We are not overly concerned – and said so in yesterday’s editorial – about Minister of Financial Services Tara Rivers’s trip to represent Cayman at the annual Monaco Yacht Show this week. After all, Cayman is one of the world’s super-players in the super-yacht registry business, and waving the proverbial Cayman flag can do no harm and potentially some good.
On the other hand, we are far more curious about another of Ms. Rivers’s recent excursions – namely to Brussels – where she met with European Union officials to discuss (negotiate?) Cayman’s response to the EU’s never-ending demands on our financial services industry.
Readers will recall that by year’s end, the EU is expected to revise its “blacklist” of so-called non-cooperative tax jurisdictions – an arbitrary enumeration based more on political dogma than economic orthodoxy.
Ms. Rivers has made several visits to Brussels this year to discuss potential changes in Cayman law that would placate the Brussels bureaucrats, presumably to promote them to remove Cayman from its current spot on the EU’s purgatory “gray list.”
The EU’s attempt to coerce duly elected leaders of sovereign jurisdictions to enact policies not in their constituents’ best interests, but in the interests of a handful of European powers, violates the natural right of self-determination.
If Cayman, or other offshore jurisdictions, were to accede or capitulate to EU demands, they most likely would have to give ground on an artificial standard called “substantive presence,” which suggests more brick and mortar edifices and more staff on the ground in the jurisdiction.
While this might actually benefit the Cayman Islands from a real estate or employment perspective, it would, in fact, contribute little or nothing to the legitimacy of the transactions that take place here.

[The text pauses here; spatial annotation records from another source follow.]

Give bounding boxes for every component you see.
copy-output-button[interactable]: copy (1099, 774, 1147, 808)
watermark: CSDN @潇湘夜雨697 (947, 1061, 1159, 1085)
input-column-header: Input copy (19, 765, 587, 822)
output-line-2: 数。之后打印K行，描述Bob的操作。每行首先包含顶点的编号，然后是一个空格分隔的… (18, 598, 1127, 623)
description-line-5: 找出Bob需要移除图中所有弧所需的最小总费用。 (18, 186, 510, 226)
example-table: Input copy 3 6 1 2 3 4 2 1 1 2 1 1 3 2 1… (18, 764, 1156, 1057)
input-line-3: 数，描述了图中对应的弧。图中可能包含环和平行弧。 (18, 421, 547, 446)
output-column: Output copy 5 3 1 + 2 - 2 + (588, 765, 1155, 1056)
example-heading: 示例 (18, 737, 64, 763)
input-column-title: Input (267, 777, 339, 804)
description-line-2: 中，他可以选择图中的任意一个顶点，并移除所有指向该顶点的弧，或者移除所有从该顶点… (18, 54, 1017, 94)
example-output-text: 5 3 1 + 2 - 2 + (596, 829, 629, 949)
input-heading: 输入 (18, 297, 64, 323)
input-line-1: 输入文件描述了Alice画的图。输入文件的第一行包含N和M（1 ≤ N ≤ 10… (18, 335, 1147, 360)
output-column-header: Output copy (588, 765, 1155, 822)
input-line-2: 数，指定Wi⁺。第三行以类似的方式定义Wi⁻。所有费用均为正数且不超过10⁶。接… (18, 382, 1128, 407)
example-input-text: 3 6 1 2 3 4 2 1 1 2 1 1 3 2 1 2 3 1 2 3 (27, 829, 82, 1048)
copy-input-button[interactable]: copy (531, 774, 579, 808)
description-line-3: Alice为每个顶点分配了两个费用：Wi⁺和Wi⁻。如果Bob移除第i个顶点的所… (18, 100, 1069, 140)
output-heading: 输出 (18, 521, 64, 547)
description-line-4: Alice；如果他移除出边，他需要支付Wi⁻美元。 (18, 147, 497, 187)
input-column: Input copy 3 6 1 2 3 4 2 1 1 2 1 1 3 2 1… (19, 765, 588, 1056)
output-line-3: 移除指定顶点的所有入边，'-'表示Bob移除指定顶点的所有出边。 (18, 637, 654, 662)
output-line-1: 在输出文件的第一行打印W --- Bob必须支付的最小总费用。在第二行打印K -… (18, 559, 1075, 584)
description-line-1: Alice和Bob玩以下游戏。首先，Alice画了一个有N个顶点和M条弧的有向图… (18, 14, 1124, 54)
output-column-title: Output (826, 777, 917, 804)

The reality is that international investing and commerce, which constitute the vast majority of what takes place in the financial sector in these islands, do not require a huge physical presence.
Multiplying the complexity of Cayman’s current situation are two other upcoming deadlines dangling like dual swords of Damocles.
The first is a report from the Caribbean Financial Action Task Force expected early in 2019, which will evaluate Cayman’s compliance with the organization’s 40 recommendations for combatting terrorist financing and money laundering.
The second is the U.K.’s intention to force Cayman and other British Overseas Territories to establish public registers of beneficial ownership by 2020.
While Premier Alden McLaughlin has been suitably vocal – and bellicose – in his public statements regarding the public registers issue, his government has been mainly mute on the ongoing negotiations it is having with the European Union.
Given the importance of the outcome of these talks, it is both mystifying and troubling that they are taking place in secret and in silence.
Perhaps “a select few” know what, if anything, Premier McLaughlin, Ms. Rivers and others have conceded to the Europeans in order for Cayman to be removed from the gray list or avoid being added to the blacklist, but all of the rest of us – let’s just call this group “the people” – have no idea.
Without fail, every time a Cayman Islands government official finds his or her way to a microphone to defend our offshore financial services industry, their remarks are replete with references to openness and transparency.
We understand that not every detail of every ongoing negotiation can be shared with the wider world, but in this instance, even a modicum of openness and transparency with the public on a matter of such supreme importance to the Cayman commonweal is long overdue.